The great thing about renting an apartment is that our host left a list of recommended restaurants. We decided on a vegetarian one not far away. It was such a charming little cafe. I wish I could pinpoint what it was, but sitting there, reading the menu, looking out the window, people-watching the other diners, I just had one of those little thrills that you get while traveling and you realize that you’re somewhere completely new and different. I love that feeling. I really wanted to take a picture of it, but it’s not the type of thing you can really capture on film (err, digital), so I just got Cristen’s delight in her German beer.

Dinner took a little longer than expected (they always did), so we had to rush to make our time slot at the Reichstag. Sadly, I also realized that I had forgotten my printed permission for our visit, but we did not want to climb back up those 63 steps to get it. I had an electronic version on my phone, though, so we hoped it would be alright. We made it there just in time, and the electronic version worked just fine. They gave us some visitors badges, so we felt official.

We took the elevator to the top, picked up our audio guide (yes, I actually got one!) and stepped out onto the roof to take some photos. It was a little darker than I hoped when I selected the time, but that only made the lights brighter.

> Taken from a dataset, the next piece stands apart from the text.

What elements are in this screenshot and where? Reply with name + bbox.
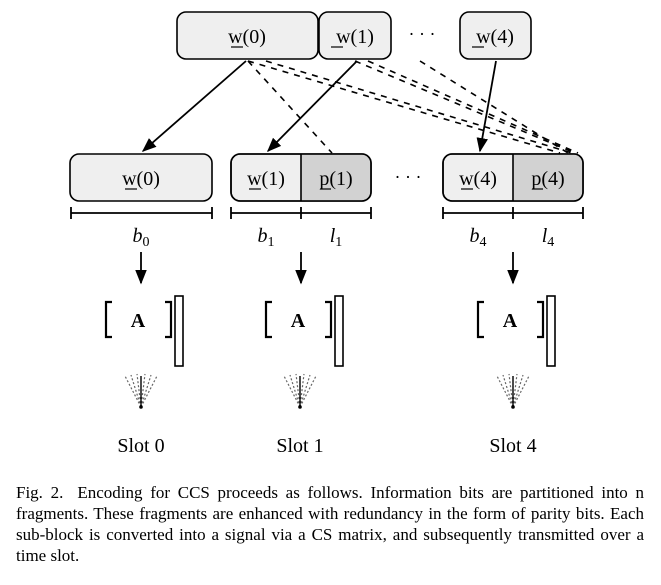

The dome has a ramp that spirals all the way to the top and the audio guide points out different buildings and tells you about the history. I also really enjoyed hearing about the German government. It was actually pretty interesting, but mostly it was space age awesomeness.

Probably the only really interesting thing that I remember is that the dome is open at the top. It was raining while we were there, but the rain is collected and then reused.

We didn’t have time to get any photos of the Reichstag before going up to the dome, so we attempted to take some pictures afterward. It was a little dark.

Just down the road is the Brandenburg Gate.

It was super crowded with lots of tour groups of teenagers. I have no idea what all of these tour groups were doing there because it seems like school should have been in session by then, but the biggest problem was that when we tried to get a donut at the Dunkin Donuts nearby, the students had picked the place dry of all the good options. We hated them so much!